Consider again the example of the wood-burning stove or fireplace as a means of warmth. The more intense physical engagement may be obvious, but Borgmann invites us to consider the social dimensions as well:
“It was a focus, a hearth, a place that gathered the work and leisure of a family and gave the house its center. Its coldness marked the morning, and the spreading of its warmth the beginning of the day. It assigned to the different family members tasks that defined their place in the household. The mother built the fire, the children kept the firebox filled, and the father cut the firewood. It provided for the entire family a regular and bodily engagement with the rhythm of the seasons that was woven together of the threat of cold and the solace of warmth, the smell of wood smoke, the exertion of sawing and of carrying, the teaching of skills, and the fidelity to daily tasks.”
Borgmann’s vision of a richer, more fulfilling life secures its greater depth by taking seriously both our embodied and social status. This vision goes against the grain of modernity’s account of the human person which is grounded in a Cartesian dismissal of the body and a Lockean conception of the autonomous individuality. To the degree that this is an inadequate account of the human person, a technological order that is premised upon it will always undermine the possibility of human flourishing.
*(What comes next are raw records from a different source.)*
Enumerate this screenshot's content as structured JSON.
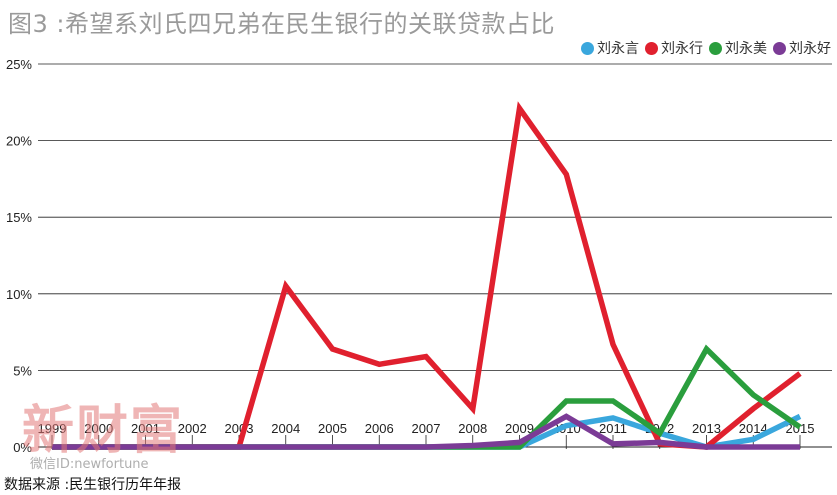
{
  "title": "图3 :希望系刘氏四兄弟在民生银行的关联贷款占比",
  "source": "数据来源 :民生银行历年年报",
  "watermark": "新财富",
  "watermark_id": "微信ID:newfortune",
  "chart_data": {
    "type": "line",
    "title": "图3 :希望系刘氏四兄弟在民生银行的关联贷款占比",
    "xlabel": "",
    "ylabel": "",
    "ylim": [
      0,
      25
    ],
    "yticks": [
      0,
      5,
      10,
      15,
      20,
      25
    ],
    "ytick_labels": [
      "0%",
      "5%",
      "10%",
      "15%",
      "20%",
      "25%"
    ],
    "grid": true,
    "legend_position": "top-right",
    "categories": [
      "1999",
      "2000",
      "2001",
      "2002",
      "2003",
      "2004",
      "2005",
      "2006",
      "2007",
      "2008",
      "2009",
      "2010",
      "2011",
      "2012",
      "2013",
      "2014",
      "2015"
    ],
    "series": [
      {
        "name": "刘永言",
        "color": "#3aa7dd",
        "values": [
          0,
          0,
          0,
          0,
          0,
          0,
          0,
          0,
          0,
          0,
          0,
          1.4,
          1.9,
          0.9,
          0,
          0.5,
          2.0
        ]
      },
      {
        "name": "刘永行",
        "color": "#e0202e",
        "values": [
          0,
          0,
          0,
          0,
          0,
          10.5,
          6.4,
          5.4,
          5.9,
          2.5,
          22.1,
          17.8,
          6.7,
          0.2,
          0,
          2.5,
          4.8
        ]
      },
      {
        "name": "刘永美",
        "color": "#2a9e3d",
        "values": [
          0,
          0,
          0,
          0,
          0,
          0,
          0,
          0,
          0,
          0,
          0,
          3.0,
          3.0,
          0.9,
          6.4,
          3.4,
          1.3
        ]
      },
      {
        "name": "刘永好",
        "color": "#7b3b96",
        "values": [
          0,
          0,
          0,
          0,
          0,
          0,
          0,
          0,
          0,
          0.1,
          0.3,
          2.0,
          0.2,
          0.3,
          0,
          0,
          0
        ]
      }
    ]
  }
}
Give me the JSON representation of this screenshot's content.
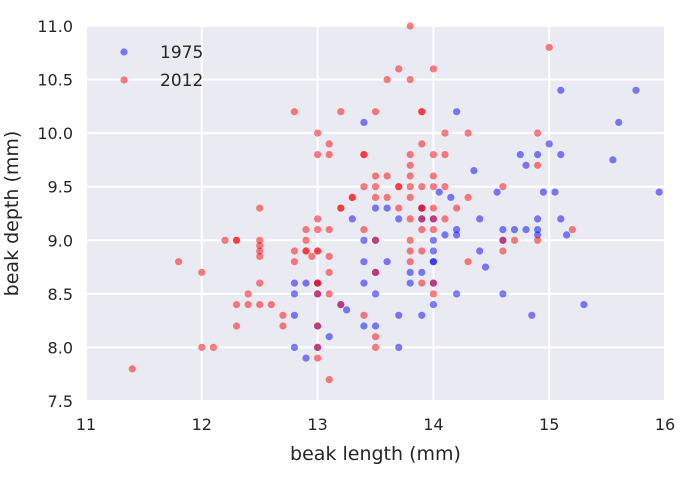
{
  "chart_data": {
    "type": "scatter",
    "xlabel": "beak length (mm)",
    "ylabel": "beak depth (mm)",
    "xlim": [
      11,
      16
    ],
    "ylim": [
      7.5,
      11.0
    ],
    "xticks": [
      "11",
      "12",
      "13",
      "14",
      "15",
      "16"
    ],
    "yticks": [
      "7.5",
      "8.0",
      "8.5",
      "9.0",
      "9.5",
      "10.0",
      "10.5",
      "11.0"
    ],
    "grid": true,
    "legend_position": "top-left",
    "background": "#EAEAF2",
    "series": [
      {
        "name": "1975",
        "color": "#0000FF",
        "opacity": 0.5,
        "points": [
          [
            12.8,
            8.6
          ],
          [
            12.8,
            8.5
          ],
          [
            12.8,
            8.3
          ],
          [
            12.8,
            8.0
          ],
          [
            12.9,
            8.6
          ],
          [
            12.9,
            7.9
          ],
          [
            13.0,
            8.6
          ],
          [
            13.0,
            8.5
          ],
          [
            13.0,
            8.2
          ],
          [
            13.0,
            8.0
          ],
          [
            13.1,
            8.1
          ],
          [
            13.2,
            8.4
          ],
          [
            13.25,
            8.35
          ],
          [
            13.3,
            9.2
          ],
          [
            13.4,
            10.1
          ],
          [
            13.4,
            9.0
          ],
          [
            13.4,
            8.8
          ],
          [
            13.4,
            8.6
          ],
          [
            13.4,
            8.2
          ],
          [
            13.5,
            9.3
          ],
          [
            13.5,
            9.0
          ],
          [
            13.5,
            8.7
          ],
          [
            13.5,
            8.5
          ],
          [
            13.5,
            8.2
          ],
          [
            13.6,
            9.3
          ],
          [
            13.6,
            8.8
          ],
          [
            13.7,
            9.2
          ],
          [
            13.7,
            8.3
          ],
          [
            13.7,
            8.0
          ],
          [
            13.8,
            8.7
          ],
          [
            13.8,
            8.6
          ],
          [
            13.9,
            9.3
          ],
          [
            13.9,
            9.2
          ],
          [
            13.9,
            8.7
          ],
          [
            13.9,
            8.3
          ],
          [
            14.0,
            9.2
          ],
          [
            14.0,
            9.0
          ],
          [
            14.0,
            8.9
          ],
          [
            14.0,
            8.8
          ],
          [
            14.0,
            8.8
          ],
          [
            14.0,
            8.6
          ],
          [
            14.0,
            8.4
          ],
          [
            14.05,
            9.45
          ],
          [
            14.1,
            9.05
          ],
          [
            14.15,
            9.4
          ],
          [
            14.2,
            10.2
          ],
          [
            14.2,
            9.1
          ],
          [
            14.2,
            9.05
          ],
          [
            14.2,
            8.5
          ],
          [
            14.35,
            9.65
          ],
          [
            14.4,
            9.2
          ],
          [
            14.4,
            8.9
          ],
          [
            14.45,
            8.75
          ],
          [
            14.55,
            9.45
          ],
          [
            14.6,
            9.1
          ],
          [
            14.6,
            9.0
          ],
          [
            14.6,
            8.5
          ],
          [
            14.7,
            9.1
          ],
          [
            14.75,
            9.8
          ],
          [
            14.8,
            9.7
          ],
          [
            14.8,
            9.1
          ],
          [
            14.85,
            8.3
          ],
          [
            14.9,
            9.8
          ],
          [
            14.9,
            9.2
          ],
          [
            14.9,
            9.1
          ],
          [
            14.9,
            9.05
          ],
          [
            14.95,
            9.45
          ],
          [
            15.0,
            9.9
          ],
          [
            15.05,
            9.45
          ],
          [
            15.1,
            10.4
          ],
          [
            15.1,
            9.8
          ],
          [
            15.1,
            9.2
          ],
          [
            15.15,
            9.05
          ],
          [
            15.3,
            8.4
          ],
          [
            15.55,
            9.75
          ],
          [
            15.6,
            10.1
          ],
          [
            15.75,
            10.4
          ],
          [
            15.95,
            9.45
          ]
        ]
      },
      {
        "name": "2012",
        "color": "#FF0000",
        "opacity": 0.5,
        "points": [
          [
            11.4,
            7.8
          ],
          [
            11.8,
            8.8
          ],
          [
            12.0,
            8.7
          ],
          [
            12.0,
            8.0
          ],
          [
            12.1,
            8.0
          ],
          [
            12.2,
            9.0
          ],
          [
            12.3,
            9.0
          ],
          [
            12.3,
            9.0
          ],
          [
            12.3,
            8.4
          ],
          [
            12.3,
            8.2
          ],
          [
            12.4,
            8.5
          ],
          [
            12.4,
            8.4
          ],
          [
            12.5,
            9.3
          ],
          [
            12.5,
            9.0
          ],
          [
            12.5,
            8.95
          ],
          [
            12.5,
            8.9
          ],
          [
            12.5,
            8.85
          ],
          [
            12.5,
            8.6
          ],
          [
            12.5,
            8.4
          ],
          [
            12.6,
            8.4
          ],
          [
            12.7,
            8.3
          ],
          [
            12.7,
            8.2
          ],
          [
            12.8,
            10.2
          ],
          [
            12.8,
            8.9
          ],
          [
            12.8,
            8.8
          ],
          [
            12.9,
            9.1
          ],
          [
            12.9,
            9.0
          ],
          [
            12.9,
            8.9
          ],
          [
            12.9,
            8.9
          ],
          [
            12.95,
            8.85
          ],
          [
            13.0,
            10.0
          ],
          [
            13.0,
            9.8
          ],
          [
            13.0,
            9.2
          ],
          [
            13.0,
            9.1
          ],
          [
            13.0,
            8.9
          ],
          [
            13.0,
            8.9
          ],
          [
            13.0,
            8.6
          ],
          [
            13.0,
            8.6
          ],
          [
            13.0,
            8.5
          ],
          [
            13.0,
            8.2
          ],
          [
            13.0,
            8.0
          ],
          [
            13.0,
            7.9
          ],
          [
            13.1,
            9.9
          ],
          [
            13.1,
            9.8
          ],
          [
            13.1,
            9.1
          ],
          [
            13.1,
            8.85
          ],
          [
            13.1,
            8.7
          ],
          [
            13.1,
            8.5
          ],
          [
            13.1,
            7.7
          ],
          [
            13.2,
            10.2
          ],
          [
            13.2,
            9.3
          ],
          [
            13.2,
            9.3
          ],
          [
            13.2,
            8.4
          ],
          [
            13.3,
            9.4
          ],
          [
            13.3,
            9.4
          ],
          [
            13.4,
            9.8
          ],
          [
            13.4,
            9.8
          ],
          [
            13.4,
            9.5
          ],
          [
            13.4,
            9.1
          ],
          [
            13.4,
            8.3
          ],
          [
            13.5,
            10.2
          ],
          [
            13.5,
            9.6
          ],
          [
            13.5,
            9.5
          ],
          [
            13.5,
            9.4
          ],
          [
            13.5,
            9.0
          ],
          [
            13.5,
            8.7
          ],
          [
            13.5,
            8.1
          ],
          [
            13.5,
            8.0
          ],
          [
            13.6,
            10.5
          ],
          [
            13.6,
            9.6
          ],
          [
            13.6,
            9.4
          ],
          [
            13.7,
            10.6
          ],
          [
            13.7,
            9.5
          ],
          [
            13.7,
            9.5
          ],
          [
            13.7,
            9.3
          ],
          [
            13.8,
            11.0
          ],
          [
            13.8,
            10.5
          ],
          [
            13.8,
            9.8
          ],
          [
            13.8,
            9.7
          ],
          [
            13.8,
            9.6
          ],
          [
            13.8,
            9.5
          ],
          [
            13.8,
            9.4
          ],
          [
            13.8,
            9.2
          ],
          [
            13.8,
            9.0
          ],
          [
            13.8,
            8.9
          ],
          [
            13.8,
            8.8
          ],
          [
            13.9,
            10.2
          ],
          [
            13.9,
            10.2
          ],
          [
            13.9,
            9.9
          ],
          [
            13.9,
            9.5
          ],
          [
            13.9,
            9.3
          ],
          [
            13.9,
            9.3
          ],
          [
            13.9,
            9.2
          ],
          [
            13.9,
            9.1
          ],
          [
            13.9,
            8.9
          ],
          [
            13.9,
            8.6
          ],
          [
            14.0,
            10.6
          ],
          [
            14.0,
            9.8
          ],
          [
            14.0,
            9.6
          ],
          [
            14.0,
            9.5
          ],
          [
            14.0,
            9.3
          ],
          [
            14.0,
            9.2
          ],
          [
            14.0,
            9.1
          ],
          [
            14.0,
            8.6
          ],
          [
            14.0,
            8.5
          ],
          [
            14.1,
            10.0
          ],
          [
            14.1,
            9.8
          ],
          [
            14.1,
            9.5
          ],
          [
            14.1,
            9.2
          ],
          [
            14.2,
            9.3
          ],
          [
            14.3,
            10.0
          ],
          [
            14.3,
            9.4
          ],
          [
            14.3,
            8.8
          ],
          [
            14.6,
            9.5
          ],
          [
            14.6,
            9.0
          ],
          [
            14.6,
            8.9
          ],
          [
            14.7,
            9.0
          ],
          [
            14.9,
            10.0
          ],
          [
            14.9,
            9.7
          ],
          [
            14.9,
            9.0
          ],
          [
            15.0,
            10.8
          ],
          [
            15.2,
            9.1
          ]
        ]
      }
    ]
  }
}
Wu and Borgmann have drawn our attention to what may be an important source of our discontent with the regime of contemporary technology. As Wu points out in his third piece, the answer is not necessarily an embrace of all things that are hard and arduous or a refusal of all the advantages that modern technology has secured for us. Borgmann, too, is concerned with distinguishing between different kinds of troubles: those that we rightly seek to ameliorate in practice and in principle and those we do well to accept in practice and in principle. Making that distinction will help us recognize and appreciate what may be gained by engaging with what Borgmann has called the commanding presence of focal things and what Wu calls demanding technologies.
Admittedly, that can be a challenging distinction to make, but learning to make that distinction may be the better part of wisdom given the technological contours of contemporary life, at least for those who have been privileged to enjoy the benefits of modern technology in affluent societies. And I’m of the opinion that the work of Albert Borgmann is one of the more valuable resources available to us as seek to make sense of the challenges posed by the character of contemporary technology.